This business is loan-sharking without the leg-breaking. And state lawmakers who welcomed it into Virginia by passing the Payday Loan Act of 2002 need to repair the damage they have done.
Opponents of payday lending want an outright ban, and it's easy to see why. The poor are the industry's chief victims. Richmond Del. John O'Bannon filed a bill this year to repeal the Payday Loan Act, but the House shuffled it off to a subcommittee and carried it over to next year.
It is well worth considering.
Industry-chummy legislators are not likely to have the stomach for a complete reversal, though. And, as payday lenders argue, some people have legitimate needs for small, short-term loans and nowhere else to turn in emergencies.
Yet immediate crises only deepen if people come to rely repeatedly on extremely high-interest payday loans to bail them out. Virginia's lack of regulation makes it all too easy for payday lenders to trap desperate people in an endless cycle of borrowing and repayment at rates approaching 400 percent a year.
Lawmakers can change the equation, if they will.
Typically, payday lenders make small loans, for a fee, that come due in a couple of weeks, after the next payday comes around. If borrowers cannot repay the loan when it is due, they can take out another, and another, and another -- on and on, until they have paid many times the amount they initially borrowed.

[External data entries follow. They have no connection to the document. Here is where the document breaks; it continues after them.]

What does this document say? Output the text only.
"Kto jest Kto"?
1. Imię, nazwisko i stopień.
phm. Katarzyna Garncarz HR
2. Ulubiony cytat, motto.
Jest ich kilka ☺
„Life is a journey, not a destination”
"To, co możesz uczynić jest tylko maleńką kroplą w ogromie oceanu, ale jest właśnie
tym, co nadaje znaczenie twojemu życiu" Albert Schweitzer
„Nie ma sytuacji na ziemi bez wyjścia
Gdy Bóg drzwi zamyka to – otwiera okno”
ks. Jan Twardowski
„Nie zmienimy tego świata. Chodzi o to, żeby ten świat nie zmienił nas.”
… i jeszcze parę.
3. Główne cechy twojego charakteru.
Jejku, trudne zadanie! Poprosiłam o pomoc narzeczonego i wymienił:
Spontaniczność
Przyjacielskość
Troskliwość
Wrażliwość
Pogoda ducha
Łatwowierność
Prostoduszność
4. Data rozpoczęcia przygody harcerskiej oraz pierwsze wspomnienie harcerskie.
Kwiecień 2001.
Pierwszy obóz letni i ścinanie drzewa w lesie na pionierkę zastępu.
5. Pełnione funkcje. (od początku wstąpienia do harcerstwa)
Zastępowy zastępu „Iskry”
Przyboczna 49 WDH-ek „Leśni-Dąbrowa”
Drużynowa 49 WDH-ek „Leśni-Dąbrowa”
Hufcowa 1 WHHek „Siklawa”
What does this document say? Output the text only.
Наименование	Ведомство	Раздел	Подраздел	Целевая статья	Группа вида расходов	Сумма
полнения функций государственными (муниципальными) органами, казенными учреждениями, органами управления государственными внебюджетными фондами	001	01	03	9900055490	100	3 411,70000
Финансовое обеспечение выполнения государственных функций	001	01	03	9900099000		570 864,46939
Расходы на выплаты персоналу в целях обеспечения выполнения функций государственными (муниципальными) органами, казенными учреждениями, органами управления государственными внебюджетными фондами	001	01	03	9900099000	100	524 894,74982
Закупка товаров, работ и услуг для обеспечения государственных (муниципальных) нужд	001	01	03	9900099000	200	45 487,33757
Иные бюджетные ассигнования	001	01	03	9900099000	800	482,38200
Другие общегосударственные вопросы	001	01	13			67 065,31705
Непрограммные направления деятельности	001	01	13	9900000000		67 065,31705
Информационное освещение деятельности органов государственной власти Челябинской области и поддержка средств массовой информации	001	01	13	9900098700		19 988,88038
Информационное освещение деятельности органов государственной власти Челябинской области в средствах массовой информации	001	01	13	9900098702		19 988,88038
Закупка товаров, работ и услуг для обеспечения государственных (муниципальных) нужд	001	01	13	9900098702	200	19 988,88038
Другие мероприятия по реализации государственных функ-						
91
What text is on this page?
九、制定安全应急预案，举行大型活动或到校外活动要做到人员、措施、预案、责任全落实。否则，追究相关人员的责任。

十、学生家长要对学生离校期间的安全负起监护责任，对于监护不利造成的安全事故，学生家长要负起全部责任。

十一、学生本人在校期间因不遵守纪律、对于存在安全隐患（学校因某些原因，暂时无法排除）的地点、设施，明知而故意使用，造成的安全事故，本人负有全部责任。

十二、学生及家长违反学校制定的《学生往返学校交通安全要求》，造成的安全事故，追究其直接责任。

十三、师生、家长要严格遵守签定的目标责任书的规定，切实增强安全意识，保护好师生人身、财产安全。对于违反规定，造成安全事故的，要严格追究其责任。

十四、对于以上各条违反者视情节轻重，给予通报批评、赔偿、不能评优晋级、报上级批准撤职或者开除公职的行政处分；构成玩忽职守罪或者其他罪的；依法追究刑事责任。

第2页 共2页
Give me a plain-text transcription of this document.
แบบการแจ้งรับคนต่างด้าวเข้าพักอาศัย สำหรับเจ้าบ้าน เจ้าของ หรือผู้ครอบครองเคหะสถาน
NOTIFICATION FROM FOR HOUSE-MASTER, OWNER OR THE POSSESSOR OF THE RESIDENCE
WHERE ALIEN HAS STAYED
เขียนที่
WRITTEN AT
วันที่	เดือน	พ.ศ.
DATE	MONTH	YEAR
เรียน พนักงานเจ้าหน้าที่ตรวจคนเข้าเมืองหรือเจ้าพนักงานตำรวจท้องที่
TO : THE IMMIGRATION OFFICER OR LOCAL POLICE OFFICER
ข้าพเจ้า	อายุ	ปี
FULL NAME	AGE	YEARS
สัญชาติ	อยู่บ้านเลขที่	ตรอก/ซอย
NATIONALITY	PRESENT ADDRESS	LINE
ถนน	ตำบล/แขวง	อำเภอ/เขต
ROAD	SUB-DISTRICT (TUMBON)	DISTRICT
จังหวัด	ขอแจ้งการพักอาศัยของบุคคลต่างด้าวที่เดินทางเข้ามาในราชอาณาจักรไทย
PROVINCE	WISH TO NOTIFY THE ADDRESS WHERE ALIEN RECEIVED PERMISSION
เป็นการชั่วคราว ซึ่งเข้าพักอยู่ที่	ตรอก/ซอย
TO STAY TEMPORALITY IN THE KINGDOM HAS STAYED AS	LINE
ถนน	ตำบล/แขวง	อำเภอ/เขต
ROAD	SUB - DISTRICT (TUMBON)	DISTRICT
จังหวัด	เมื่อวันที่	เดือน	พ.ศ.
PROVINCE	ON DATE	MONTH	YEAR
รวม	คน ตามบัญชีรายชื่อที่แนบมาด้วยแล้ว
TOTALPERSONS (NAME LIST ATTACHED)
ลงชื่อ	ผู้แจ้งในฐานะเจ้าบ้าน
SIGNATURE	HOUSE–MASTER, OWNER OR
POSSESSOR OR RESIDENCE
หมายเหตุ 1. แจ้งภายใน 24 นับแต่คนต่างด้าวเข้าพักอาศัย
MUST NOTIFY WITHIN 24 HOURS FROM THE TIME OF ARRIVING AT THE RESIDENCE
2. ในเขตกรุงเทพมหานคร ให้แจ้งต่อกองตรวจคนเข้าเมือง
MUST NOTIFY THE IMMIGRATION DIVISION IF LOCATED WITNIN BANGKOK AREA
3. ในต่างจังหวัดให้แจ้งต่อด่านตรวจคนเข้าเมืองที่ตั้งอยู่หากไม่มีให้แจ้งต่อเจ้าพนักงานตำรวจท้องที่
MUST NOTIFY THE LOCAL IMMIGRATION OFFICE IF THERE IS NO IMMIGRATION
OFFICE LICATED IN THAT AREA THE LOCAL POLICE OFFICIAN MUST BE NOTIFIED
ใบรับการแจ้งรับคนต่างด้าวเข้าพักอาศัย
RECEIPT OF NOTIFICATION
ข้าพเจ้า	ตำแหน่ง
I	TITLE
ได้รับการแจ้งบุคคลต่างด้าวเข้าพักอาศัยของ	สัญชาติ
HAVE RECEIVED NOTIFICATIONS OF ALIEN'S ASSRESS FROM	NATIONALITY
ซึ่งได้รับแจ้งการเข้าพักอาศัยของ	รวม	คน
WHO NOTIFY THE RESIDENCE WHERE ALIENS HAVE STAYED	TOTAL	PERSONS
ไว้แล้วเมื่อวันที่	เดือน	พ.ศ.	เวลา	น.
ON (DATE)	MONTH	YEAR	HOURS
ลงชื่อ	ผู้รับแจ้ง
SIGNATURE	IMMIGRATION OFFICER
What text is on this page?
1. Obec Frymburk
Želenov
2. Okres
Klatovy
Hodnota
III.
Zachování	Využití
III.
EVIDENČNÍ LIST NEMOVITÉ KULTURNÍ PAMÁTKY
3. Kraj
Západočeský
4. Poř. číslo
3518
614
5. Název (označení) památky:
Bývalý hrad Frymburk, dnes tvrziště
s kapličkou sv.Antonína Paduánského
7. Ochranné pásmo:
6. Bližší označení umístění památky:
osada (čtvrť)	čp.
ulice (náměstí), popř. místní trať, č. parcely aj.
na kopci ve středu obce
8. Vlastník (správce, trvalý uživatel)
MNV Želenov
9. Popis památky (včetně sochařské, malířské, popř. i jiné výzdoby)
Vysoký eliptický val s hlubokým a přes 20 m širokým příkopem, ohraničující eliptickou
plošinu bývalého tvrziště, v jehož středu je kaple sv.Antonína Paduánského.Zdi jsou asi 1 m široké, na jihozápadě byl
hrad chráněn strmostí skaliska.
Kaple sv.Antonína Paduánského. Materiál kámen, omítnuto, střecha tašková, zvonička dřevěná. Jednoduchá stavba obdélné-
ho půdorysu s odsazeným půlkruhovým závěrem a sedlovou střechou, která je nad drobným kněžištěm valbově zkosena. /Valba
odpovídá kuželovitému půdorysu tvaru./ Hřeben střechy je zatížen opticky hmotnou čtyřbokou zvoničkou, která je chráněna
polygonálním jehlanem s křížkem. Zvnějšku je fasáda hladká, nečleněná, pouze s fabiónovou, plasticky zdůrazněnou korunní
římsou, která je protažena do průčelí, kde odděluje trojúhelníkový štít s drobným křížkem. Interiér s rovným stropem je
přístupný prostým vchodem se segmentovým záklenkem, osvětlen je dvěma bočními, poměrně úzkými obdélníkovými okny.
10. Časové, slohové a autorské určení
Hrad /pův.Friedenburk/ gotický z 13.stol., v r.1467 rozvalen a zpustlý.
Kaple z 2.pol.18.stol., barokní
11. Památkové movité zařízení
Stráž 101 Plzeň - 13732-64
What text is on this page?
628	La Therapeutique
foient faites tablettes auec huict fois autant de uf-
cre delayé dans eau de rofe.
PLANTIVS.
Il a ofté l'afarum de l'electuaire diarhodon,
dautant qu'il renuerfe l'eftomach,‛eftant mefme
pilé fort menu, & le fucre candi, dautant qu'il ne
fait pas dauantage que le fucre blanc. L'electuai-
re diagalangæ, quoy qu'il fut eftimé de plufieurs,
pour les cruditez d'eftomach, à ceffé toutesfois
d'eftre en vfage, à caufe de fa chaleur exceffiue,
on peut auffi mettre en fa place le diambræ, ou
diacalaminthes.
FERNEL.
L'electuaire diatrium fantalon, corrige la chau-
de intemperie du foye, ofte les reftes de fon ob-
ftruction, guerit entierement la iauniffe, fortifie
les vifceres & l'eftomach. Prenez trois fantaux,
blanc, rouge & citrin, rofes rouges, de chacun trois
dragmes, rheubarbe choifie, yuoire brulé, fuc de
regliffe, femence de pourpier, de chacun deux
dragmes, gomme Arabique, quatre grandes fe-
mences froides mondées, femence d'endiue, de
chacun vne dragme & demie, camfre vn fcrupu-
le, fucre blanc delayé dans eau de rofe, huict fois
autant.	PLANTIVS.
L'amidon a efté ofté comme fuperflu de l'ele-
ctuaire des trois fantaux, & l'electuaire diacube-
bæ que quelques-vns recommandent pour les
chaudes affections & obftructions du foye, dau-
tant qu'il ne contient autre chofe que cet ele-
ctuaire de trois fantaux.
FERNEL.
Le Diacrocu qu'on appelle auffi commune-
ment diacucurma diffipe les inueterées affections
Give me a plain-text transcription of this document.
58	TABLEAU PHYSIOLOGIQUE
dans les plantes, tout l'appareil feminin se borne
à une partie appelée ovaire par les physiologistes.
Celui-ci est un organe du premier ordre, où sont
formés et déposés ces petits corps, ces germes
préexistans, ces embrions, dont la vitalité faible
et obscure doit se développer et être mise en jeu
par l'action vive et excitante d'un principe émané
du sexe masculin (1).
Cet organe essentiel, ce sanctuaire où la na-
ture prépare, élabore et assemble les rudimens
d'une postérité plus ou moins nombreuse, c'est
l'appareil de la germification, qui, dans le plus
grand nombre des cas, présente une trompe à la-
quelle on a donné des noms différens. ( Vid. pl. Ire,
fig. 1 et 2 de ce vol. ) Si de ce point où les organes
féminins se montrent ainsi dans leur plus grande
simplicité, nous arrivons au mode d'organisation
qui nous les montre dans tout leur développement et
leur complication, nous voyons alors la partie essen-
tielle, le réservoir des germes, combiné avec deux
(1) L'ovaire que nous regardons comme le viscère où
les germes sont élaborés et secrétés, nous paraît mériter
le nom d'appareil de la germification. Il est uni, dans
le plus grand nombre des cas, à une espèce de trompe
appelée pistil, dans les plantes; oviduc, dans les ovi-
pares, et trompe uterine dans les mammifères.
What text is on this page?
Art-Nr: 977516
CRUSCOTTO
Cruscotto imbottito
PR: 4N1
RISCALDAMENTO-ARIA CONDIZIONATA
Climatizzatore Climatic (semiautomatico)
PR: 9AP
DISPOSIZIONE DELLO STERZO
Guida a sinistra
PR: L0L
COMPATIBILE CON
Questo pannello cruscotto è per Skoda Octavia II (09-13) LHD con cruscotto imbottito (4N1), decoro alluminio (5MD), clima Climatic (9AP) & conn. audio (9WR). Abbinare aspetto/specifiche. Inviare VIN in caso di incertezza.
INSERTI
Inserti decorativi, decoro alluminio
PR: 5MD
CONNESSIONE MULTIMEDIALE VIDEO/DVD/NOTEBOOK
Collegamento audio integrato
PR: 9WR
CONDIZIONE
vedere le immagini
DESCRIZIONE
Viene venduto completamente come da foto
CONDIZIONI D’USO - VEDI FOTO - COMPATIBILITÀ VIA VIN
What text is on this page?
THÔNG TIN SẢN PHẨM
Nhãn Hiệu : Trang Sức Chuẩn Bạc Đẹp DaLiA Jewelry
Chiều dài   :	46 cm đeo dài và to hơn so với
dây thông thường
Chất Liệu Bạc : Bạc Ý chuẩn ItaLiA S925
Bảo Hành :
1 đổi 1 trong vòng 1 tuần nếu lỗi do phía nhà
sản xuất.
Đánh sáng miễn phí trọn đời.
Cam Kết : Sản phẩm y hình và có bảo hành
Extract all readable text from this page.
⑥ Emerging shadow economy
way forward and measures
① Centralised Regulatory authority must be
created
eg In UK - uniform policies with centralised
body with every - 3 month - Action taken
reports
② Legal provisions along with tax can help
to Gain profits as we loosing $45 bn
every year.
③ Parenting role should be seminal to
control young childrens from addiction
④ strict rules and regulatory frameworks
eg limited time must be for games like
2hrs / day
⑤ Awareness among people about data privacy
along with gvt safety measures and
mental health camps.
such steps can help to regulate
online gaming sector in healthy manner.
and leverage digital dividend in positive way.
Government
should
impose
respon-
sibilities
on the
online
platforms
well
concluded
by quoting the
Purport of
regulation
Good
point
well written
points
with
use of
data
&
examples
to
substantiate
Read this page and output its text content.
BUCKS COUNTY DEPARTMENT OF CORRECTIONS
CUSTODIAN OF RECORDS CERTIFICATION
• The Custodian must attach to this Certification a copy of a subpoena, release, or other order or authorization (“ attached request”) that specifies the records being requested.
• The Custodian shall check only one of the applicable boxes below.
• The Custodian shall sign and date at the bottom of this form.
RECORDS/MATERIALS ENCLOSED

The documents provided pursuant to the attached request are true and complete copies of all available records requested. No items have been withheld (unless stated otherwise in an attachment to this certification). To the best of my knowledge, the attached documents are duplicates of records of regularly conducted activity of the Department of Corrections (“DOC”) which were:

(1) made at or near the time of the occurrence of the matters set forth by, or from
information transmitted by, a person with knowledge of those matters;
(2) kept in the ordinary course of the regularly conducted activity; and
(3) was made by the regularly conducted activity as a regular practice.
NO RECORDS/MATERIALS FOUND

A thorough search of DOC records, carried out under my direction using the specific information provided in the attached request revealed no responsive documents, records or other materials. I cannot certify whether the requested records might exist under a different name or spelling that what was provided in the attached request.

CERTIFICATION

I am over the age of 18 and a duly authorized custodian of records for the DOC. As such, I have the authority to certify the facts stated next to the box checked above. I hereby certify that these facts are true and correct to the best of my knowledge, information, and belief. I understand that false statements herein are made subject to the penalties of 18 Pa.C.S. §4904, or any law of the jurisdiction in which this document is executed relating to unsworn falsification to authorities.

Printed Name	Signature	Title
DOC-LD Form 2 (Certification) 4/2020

It's such a bad deal for borrowers that one would think customers would be few. But Virginia now has more than 750 payday stores that made $1.2 billion in loans last year. And 85 percent of their customers were back at the same store in the same year. A watchdog group estimates that more than 90 percent of payday loans are made to repeat borrowers, a measure, perhaps, of growing numbers of people who are one paycheck away from financial ruin. These loans can hasten such ruin.
Yet of a slew of bills introduced this year to curb predatory lending practices -- to prohibit rollover loans, limit the number a person could take out in a year and extend the pay-back time -- none made it out of the House of Delegates.
The industry's shocking numbers demand action.